As noted in our introduction, our interest was the ability of morphological and behavioural traits to predict changes in the abundance of species following disturbance. Therefore, we focused on traits at the individual level, and chose not to include community level traits such as rarity (e.g. geographical range, habitat specificity). These traits can be powerful for well-known faunas (e.g., Bonte, Lens & Maelfait 2006; Lambeets et al. 2008), but will often be unavailable for poorly known faunas.

Finally, we echo previous calls for statistical advances. The most important of these are the ability to incorporate phylogeny and spatial autocorrelation of sites into the fourth-corner approach (Dray & Legendre 2008; Aubin et al. 2009).


We set out to test, using spiders, if the species traits of fauna might increase the predictive power of post-fire responses. Ideally, we might hope to be able to collect a spider from a location and predict its change in abundance following fire from only morphological traits measured from specimens and inferred behavioural traits. We found significant relationships between species traits of spiders associated with survival, dispersal, reproduction and resource-utilization and post-fire age. Both a direct and an indirect method of assessing links between traits and the environment showed significant links, and we consider the combination of the two approaches complementary. Overall, while our analysis suggests caution over the predictive power of a trait-based approach of faunal responses post-fire, it is still too early to assess its full potential. We look forward to further studies using novel data sets, refined traits and experimental studies that test underlying mechanisms.

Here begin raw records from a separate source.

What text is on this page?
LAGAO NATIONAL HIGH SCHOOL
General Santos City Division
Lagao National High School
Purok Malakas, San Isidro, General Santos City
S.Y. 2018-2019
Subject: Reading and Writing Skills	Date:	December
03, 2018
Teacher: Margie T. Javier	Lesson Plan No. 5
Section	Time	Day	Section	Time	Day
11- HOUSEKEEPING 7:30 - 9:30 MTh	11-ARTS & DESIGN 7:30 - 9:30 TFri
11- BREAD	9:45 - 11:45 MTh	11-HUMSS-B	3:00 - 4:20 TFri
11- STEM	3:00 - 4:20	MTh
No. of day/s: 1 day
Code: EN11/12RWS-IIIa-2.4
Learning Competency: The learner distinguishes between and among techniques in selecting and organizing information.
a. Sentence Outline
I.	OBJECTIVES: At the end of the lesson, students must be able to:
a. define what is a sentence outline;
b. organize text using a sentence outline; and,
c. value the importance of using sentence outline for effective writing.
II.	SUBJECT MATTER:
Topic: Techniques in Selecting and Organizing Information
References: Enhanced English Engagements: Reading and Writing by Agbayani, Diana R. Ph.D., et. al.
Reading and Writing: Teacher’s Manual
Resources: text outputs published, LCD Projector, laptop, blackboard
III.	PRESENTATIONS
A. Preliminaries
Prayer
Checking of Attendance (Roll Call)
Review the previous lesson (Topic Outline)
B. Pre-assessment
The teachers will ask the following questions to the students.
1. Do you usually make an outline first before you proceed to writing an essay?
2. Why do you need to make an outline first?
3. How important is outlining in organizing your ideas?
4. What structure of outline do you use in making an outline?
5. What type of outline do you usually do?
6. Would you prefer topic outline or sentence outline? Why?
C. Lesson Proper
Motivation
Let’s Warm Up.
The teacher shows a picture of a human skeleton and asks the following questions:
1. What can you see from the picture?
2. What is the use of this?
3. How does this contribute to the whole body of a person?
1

We thank R. Raven, B. Baehr and J. Waldock for useful insights into the biology of Australian spiders. Thanks to R. Black, D. Reed, two anonymous reviewers and the associate editor for useful comments that improved the manuscript. Fauna were collected under licenses and with ethics approval (WA Department of Environment and Conservation, AEC 2005/18). The WA Department of Environment and Conservation and the University of Western Australia provided funding.